When I started using Git, I did what most people do. I memorized commands to get the job done without really understanding what was happening under the hood. In most cases, I was getting the results I wanted. But I was still frustrated that I was occasionally ‘breaking’ the repo—getting it into a state I didn't expect and not knowing how to fix it.

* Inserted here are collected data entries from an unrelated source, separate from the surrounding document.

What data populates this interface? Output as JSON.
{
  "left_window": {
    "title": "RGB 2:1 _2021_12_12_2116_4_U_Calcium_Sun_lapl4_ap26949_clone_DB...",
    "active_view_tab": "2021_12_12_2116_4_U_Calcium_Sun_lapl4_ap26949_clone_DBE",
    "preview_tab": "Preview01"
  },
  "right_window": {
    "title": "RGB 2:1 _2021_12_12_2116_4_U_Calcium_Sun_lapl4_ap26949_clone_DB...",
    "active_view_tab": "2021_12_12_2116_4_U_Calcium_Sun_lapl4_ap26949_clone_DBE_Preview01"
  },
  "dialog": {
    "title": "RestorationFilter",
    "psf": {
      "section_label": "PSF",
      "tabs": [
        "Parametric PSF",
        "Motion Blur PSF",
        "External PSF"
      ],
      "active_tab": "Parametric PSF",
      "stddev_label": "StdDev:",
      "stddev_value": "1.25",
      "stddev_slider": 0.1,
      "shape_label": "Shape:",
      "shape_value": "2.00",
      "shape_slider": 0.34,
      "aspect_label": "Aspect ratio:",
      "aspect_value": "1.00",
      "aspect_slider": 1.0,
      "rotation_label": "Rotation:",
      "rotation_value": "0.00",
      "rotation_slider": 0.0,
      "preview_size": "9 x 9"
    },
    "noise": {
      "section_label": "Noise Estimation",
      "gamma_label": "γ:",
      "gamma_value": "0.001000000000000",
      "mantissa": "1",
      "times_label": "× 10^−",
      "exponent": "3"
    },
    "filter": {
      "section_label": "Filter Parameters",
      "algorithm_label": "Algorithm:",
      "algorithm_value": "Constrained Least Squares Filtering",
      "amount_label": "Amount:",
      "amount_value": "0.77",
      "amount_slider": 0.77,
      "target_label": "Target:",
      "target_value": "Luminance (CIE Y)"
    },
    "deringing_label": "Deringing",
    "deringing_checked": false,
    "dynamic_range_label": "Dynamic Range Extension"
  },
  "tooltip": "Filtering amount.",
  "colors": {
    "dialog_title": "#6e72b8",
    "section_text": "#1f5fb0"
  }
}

Is your experience similar?
The shortcut approach to using a repository is an attempt to use a tool without doing the essential homework to learn how it works. In my case, everything ‘clicked’ as soon as I read about the internal data model used by Git. You see, Git is a kind of a database, and one would never be able to work with SQL, for example, without knowing what a table, record, etc. is. Let’s cover the knowledge gap and see a bit of the internals of a Git repository.
.git
Git is a distributed version control software, which means you don’t need an external server to use it. All the data that Git needs is stored in the .git
folder. As a Git user, you have no business changing those files, but for the purposes of this article, we’ll take a look inside to see how Git stores the data.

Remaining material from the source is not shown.